Do I think growth can happen after a trauma? YES! But I don't like the notion that one has to experience a trauma, that this trauma is necessary in order for a profound "psychological seismic" transformation to result in growth. I strongly believe that I always had an appreciation for life and helping others WAY BEFORE Mattie was diagnosed with cancer and then died. I just don't like associating growth with Mattie's death. It strikes me the wrong way, just like the crazy term "new normal." I neither asked for my "new" life, nor did I wish for this form of "growth." 

I can with confidence say that I would prefer the term post-traumatic meaning. That doesn't have such a happy go lucky positive spin to what I view as a catastrophe in my life. Through Mattie's cancer journey and death, I have had to find meaning to what happened to him and to us, and to use that knowledge to find a way forward to re-engage with the world. That doesn't mean I feel like I have grown, that I have made it through the trauma and found joy and happiness (two more words I dislike intensely) in my world. Because I am not sure I have or ever will. 

That said, I do know that Mattie's cancer journey showed me many things such as the amazing connections and community we have in our lives.
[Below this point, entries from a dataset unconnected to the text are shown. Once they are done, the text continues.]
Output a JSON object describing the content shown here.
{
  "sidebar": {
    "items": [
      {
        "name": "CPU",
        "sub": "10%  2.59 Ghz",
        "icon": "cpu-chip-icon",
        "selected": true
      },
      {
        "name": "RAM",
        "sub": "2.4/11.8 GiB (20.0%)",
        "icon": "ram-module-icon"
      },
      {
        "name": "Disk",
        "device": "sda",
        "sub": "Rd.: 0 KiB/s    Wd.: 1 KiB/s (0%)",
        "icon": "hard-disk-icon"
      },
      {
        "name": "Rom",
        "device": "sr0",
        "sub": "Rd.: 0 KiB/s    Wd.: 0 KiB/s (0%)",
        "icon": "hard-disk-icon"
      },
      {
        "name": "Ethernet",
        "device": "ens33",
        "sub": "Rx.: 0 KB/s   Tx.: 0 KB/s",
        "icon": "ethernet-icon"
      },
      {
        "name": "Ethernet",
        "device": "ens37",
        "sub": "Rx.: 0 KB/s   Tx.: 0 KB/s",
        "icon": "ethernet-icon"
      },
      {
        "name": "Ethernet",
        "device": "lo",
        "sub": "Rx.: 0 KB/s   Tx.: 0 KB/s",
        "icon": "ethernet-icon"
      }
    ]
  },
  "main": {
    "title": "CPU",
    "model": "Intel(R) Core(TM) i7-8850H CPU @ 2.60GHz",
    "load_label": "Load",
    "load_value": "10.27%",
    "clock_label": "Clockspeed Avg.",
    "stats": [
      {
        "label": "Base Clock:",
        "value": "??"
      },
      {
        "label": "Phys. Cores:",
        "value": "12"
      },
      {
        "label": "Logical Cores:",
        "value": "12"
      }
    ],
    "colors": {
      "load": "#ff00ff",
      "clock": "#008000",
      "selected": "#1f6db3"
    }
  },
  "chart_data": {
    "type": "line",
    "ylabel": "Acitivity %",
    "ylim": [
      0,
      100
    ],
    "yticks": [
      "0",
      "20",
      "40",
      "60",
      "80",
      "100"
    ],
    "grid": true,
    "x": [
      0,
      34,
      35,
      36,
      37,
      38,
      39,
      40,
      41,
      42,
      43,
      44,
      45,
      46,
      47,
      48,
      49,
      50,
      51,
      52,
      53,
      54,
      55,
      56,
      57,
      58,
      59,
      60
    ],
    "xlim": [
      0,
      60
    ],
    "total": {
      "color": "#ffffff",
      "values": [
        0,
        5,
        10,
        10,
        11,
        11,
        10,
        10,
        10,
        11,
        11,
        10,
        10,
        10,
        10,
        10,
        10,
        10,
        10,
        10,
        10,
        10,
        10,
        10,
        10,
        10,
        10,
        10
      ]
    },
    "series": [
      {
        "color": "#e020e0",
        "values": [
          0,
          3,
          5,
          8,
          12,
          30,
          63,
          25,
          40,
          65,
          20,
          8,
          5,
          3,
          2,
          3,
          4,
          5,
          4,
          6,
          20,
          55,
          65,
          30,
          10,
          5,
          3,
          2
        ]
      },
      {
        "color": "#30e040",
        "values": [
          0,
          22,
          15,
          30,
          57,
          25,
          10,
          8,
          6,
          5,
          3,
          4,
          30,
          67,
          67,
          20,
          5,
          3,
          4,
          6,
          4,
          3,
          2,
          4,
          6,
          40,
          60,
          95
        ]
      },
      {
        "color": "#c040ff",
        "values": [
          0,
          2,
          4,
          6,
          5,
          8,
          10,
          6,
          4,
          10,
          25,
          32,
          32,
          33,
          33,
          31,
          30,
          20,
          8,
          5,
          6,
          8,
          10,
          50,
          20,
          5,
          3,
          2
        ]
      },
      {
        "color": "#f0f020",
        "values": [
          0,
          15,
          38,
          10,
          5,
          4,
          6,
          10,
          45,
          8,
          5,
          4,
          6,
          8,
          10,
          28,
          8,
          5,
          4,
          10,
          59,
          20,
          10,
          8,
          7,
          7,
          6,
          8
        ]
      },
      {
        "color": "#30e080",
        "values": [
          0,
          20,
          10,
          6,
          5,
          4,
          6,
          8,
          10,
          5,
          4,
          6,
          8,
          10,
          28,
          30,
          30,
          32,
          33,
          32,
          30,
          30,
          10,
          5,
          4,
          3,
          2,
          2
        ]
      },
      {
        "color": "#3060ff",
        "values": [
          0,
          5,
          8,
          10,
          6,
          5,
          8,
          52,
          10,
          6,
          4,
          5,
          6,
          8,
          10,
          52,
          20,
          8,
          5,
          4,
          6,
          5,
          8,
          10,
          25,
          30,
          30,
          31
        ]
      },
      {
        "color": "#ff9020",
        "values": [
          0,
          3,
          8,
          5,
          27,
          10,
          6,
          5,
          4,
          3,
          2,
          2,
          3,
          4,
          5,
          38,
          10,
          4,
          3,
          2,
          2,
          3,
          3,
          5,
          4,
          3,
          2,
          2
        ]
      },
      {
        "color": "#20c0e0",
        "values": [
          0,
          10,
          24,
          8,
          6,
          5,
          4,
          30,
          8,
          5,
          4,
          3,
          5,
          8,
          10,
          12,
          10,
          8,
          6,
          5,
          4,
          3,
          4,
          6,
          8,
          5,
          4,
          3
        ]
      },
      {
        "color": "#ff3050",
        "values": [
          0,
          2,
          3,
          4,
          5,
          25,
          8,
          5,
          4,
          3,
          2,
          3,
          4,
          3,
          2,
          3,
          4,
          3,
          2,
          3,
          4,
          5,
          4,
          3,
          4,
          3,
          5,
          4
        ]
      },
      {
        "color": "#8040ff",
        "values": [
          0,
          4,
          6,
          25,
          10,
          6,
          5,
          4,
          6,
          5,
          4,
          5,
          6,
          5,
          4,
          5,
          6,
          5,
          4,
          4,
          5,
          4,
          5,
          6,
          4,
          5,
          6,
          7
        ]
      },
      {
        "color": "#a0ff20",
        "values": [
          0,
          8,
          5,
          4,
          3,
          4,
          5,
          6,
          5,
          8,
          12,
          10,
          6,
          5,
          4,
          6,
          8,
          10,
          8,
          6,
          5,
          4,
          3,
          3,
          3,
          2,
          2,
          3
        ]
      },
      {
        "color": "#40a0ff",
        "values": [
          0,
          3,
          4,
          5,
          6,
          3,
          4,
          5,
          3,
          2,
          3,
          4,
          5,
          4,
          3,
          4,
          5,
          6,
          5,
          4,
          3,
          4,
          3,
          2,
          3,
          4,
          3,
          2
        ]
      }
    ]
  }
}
A network of incredible friends who dropped everything during our 15 month journey to meet Mattie's every need. Not to mention our own. I am not sure I would have seen or felt this overwhelming beauty and spirit in people if I did not live through a crisis. Is this growth within me? Again, I would say no! Instead it is the meaning I gained from the trauma that remains inside me. It guides my relationships with people and it also guides the mission and objectives of Mattie's Foundation. 

Needless to say, as I write a passage for my friend's book, I will NOT be focusing on Post Traumatic Growth. A concept that I believe the psychological community  coined to help clinicians find purpose, direction, and hope within their therapy sessions with survivors of trauma. Instead, I will remain true to myself, my principles and feelings, and focus on MEANING. The meaning of this trauma and how it is my compass in my personal life and Foundation work.